Moreover, recently at Istituto Massimo an award has been introduced, addressed to the teachers of the school to reward the most innovative proposals and the most effective educational projects: the so-called ‘Premio Magis’ (or the ‘Magis Reward’).
It is a recognition which favours and enhances the circulation of project ideas, an effective tool for a three-dimensional growth of students. Knowledge itself only represents the basis for an integral development. It is widely recommended to take care of the human, spiritual and academic aspect altogether: they all deal with excellence and, if well combined, allow its achievement.

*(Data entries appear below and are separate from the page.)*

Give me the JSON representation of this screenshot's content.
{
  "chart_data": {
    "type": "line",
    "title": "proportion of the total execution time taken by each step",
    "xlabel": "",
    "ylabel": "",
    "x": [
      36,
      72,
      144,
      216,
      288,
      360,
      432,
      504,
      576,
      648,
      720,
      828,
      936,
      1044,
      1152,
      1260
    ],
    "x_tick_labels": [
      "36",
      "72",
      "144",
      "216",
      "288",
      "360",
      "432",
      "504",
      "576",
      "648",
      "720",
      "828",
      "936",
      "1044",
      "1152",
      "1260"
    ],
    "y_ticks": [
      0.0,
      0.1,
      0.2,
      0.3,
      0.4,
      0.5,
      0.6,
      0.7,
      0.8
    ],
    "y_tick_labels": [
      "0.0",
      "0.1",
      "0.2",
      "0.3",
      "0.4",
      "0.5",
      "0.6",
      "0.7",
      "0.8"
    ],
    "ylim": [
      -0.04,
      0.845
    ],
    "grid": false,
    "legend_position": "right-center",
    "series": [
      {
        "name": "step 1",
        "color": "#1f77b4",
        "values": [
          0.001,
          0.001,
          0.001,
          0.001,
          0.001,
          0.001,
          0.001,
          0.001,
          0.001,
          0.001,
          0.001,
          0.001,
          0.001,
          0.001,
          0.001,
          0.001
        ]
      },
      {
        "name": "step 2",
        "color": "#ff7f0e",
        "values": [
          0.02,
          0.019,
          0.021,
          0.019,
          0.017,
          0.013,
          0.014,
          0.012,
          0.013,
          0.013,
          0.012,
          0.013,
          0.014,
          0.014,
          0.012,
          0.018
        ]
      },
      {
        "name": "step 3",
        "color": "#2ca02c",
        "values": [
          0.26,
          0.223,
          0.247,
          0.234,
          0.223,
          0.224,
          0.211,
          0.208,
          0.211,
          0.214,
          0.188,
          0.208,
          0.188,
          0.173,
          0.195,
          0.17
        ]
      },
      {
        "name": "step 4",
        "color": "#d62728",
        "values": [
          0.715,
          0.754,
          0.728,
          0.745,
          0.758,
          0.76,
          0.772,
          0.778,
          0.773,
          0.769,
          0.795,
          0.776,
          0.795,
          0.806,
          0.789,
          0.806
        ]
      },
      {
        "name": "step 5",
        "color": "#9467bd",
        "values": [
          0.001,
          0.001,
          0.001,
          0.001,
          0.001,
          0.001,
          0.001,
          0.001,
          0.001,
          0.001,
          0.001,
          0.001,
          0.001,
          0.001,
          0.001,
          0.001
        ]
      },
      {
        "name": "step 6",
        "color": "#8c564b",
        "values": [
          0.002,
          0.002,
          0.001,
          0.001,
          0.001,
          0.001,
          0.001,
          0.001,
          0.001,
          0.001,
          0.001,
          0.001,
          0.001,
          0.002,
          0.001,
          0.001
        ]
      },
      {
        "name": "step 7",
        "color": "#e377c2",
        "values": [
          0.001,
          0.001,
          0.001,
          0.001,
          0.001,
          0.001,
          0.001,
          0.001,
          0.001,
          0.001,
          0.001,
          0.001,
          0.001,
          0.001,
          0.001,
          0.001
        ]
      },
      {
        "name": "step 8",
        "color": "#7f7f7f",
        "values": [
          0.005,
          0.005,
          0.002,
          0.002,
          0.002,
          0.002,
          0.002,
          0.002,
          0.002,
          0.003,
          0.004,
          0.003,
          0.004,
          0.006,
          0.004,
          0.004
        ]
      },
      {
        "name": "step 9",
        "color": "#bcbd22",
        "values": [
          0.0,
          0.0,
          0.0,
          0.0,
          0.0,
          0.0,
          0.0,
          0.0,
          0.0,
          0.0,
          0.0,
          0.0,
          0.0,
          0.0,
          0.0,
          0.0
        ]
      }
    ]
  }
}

The whole of these and many other initiatives, integrated in the Ignatian education, help shaping a Global Citizen. This grants teenagers the future accomplishment of their goals, which will have a positive impact on theirs and their neighbor’s life, thus bringing a message of hope to humanity.
To sum up, going back to the former question “What does it mean to be a Global Citizen?”, we can definitely answer that a Global Citizen is a person who loves and respects all Creation, as he knows to be part of It and at the same time reflects It. To have full cognizance of this, he must be a Competent person, that is to say Compassionate, Conscious and Committed at the same time, able to speak the three languages so dear to Pope Francis: the language of the Mind (to think what you feel and what you do), of the Heart (to feel deeply what you think and what you do) and of the Hands (to do well what you think and what you feel).
Of course, if he can speak a couple of foreign languages as well, … it does no harm!
 Model United Nations, Nutritional Education, Didactic Vegetable Garden, Class for the Planet, Legambiente, SMOM, EYM, Scout, Caritas, JRS programmes, Teaching Italian to Refugees, Social Week.